Kewajiban perusahaan membangun perkebunan rakyat seluas 20% dari luas tertanam tertuang dalam Permentan Nomor 26 Tahun 2007 dan tidak berlaku surut. Artinya bagi perusahaan yang telah beroperasi sebelum tahun 2007 tidak diwajibkan.
Walau begitu, Hadi memastikan bahwa perusahaan-perusahaan anggota Gapki melaksanakan kewajiban plasma sesuai dengan regulasi tersebut.
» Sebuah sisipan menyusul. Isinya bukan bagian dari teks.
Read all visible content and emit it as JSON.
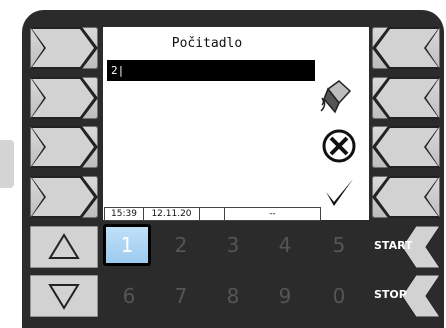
{
  "screen": {
    "title": "Počitadlo",
    "input_value": "2|",
    "status": {
      "time": "15:39",
      "date": "12.11.20",
      "field3": "",
      "field4": "--"
    }
  },
  "icons": {
    "edit": "eraser-icon",
    "cancel": "cancel-circle-icon",
    "confirm": "checkmark-icon"
  },
  "numpad": {
    "keys": [
      "1",
      "2",
      "3",
      "4",
      "5",
      "6",
      "7",
      "8",
      "9",
      "0"
    ],
    "selected": "1"
  },
  "controls": {
    "up": "up-arrow-icon",
    "down": "down-arrow-icon",
    "start_label": "START",
    "stop_label": "STOP"
  },
  "colors": {
    "bezel": "#2b2b2b",
    "key_selected": "#9dcbef",
    "key_inactive_text": "#555555"
  }
}
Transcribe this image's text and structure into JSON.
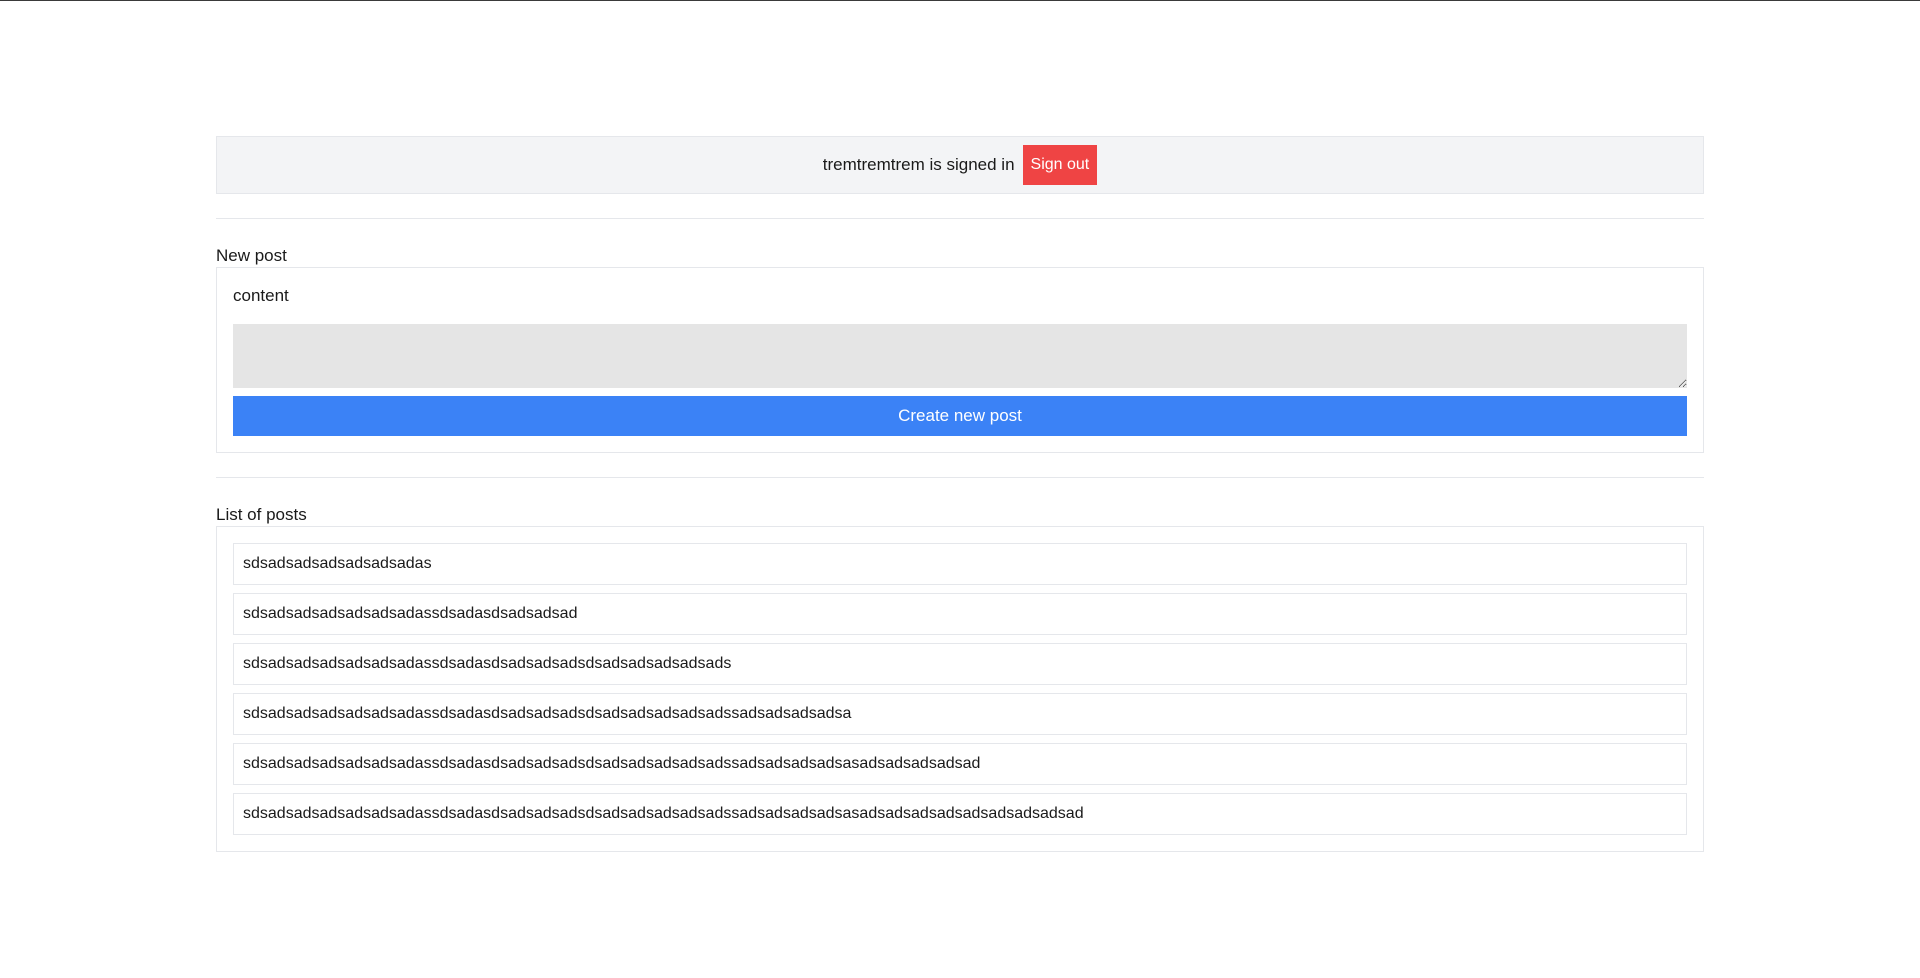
{
  "auth": {
    "signed_in_text": "tremtremtrem is signed in",
    "sign_out_label": "Sign out"
  },
  "new_post": {
    "section_title": "New post",
    "content_label": "content",
    "content_value": "",
    "create_label": "Create new post"
  },
  "posts": {
    "section_title": "List of posts",
    "items": [
      "sdsadsadsadsadsadsadas",
      "sdsadsadsadsadsadsadassdsadasdsadsadsad",
      "sdsadsadsadsadsadsadassdsadasdsadsadsadsdsadsadsadsadsads",
      "sdsadsadsadsadsadsadassdsadasdsadsadsadsdsadsadsadsadsadssadsadsadsadsa",
      "sdsadsadsadsadsadsadassdsadasdsadsadsadsdsadsadsadsadsadssadsadsadsadsasadsadsadsadsad",
      "sdsadsadsadsadsadsadassdsadasdsadsadsadsdsadsadsadsadsadssadsadsadsadsasadsadsadsadsadsadsadsadsad"
    ]
  },
  "colors": {
    "sign_out_bg": "#ef4444",
    "create_bg": "#3b82f6",
    "auth_bar_bg": "#f3f4f6",
    "textarea_bg": "#e5e5e5"
  }
}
"Terkait UUCK Pasal 110b, perusahaan hanya diberi waktu satu kali daur dan harus dikembalikan menjadi fungsi hutan. Itu sangat memberatkan dan membutuhkan biaya besar,” ujar Hadi Sugeng.
Sementara, lanjutnya, di satu sisi Industri kalapa sawit harus menjaga devisa negara dari nilai ekspor. Kementerian Lingkungan Hidup dan Kehutanan (KLHK) telah menerbitkan 20 SK yang melibatkan setidaknya 2.128 perusahan dengan luas 2,17 juta hektar yang teridentifikasi masuk kawasan hutan.
Namun, apabila 2,17 juta hektar perkebunan kelapa sawit didenda dan dicabut izinnya, Indonesia akan kehilangan 6,9 juta ton CPO atau setara dengan nilai devisa US 7,25 milyar atau Rp112 triliun.
Gubernur Kalimantan Tengah (Kalteng), Sugianto Sabran yang turut memberi sambutan dalam acara itu menyampaikan bahwa persoalan kawan hutan akan berdampak besar terhadap iklim investasi serta kehidupan masyarakat di Kalteng.
Pasalnya, daerah yang memiliki luasan terbesar ketiga atau 1,9 juta hektar ini sedang mengalami krisis sosial akibat penjarahan besar-besaran terhadap perusahaan perkebunan kelapa sawit yang telah berlangsung dua tahun terakhir.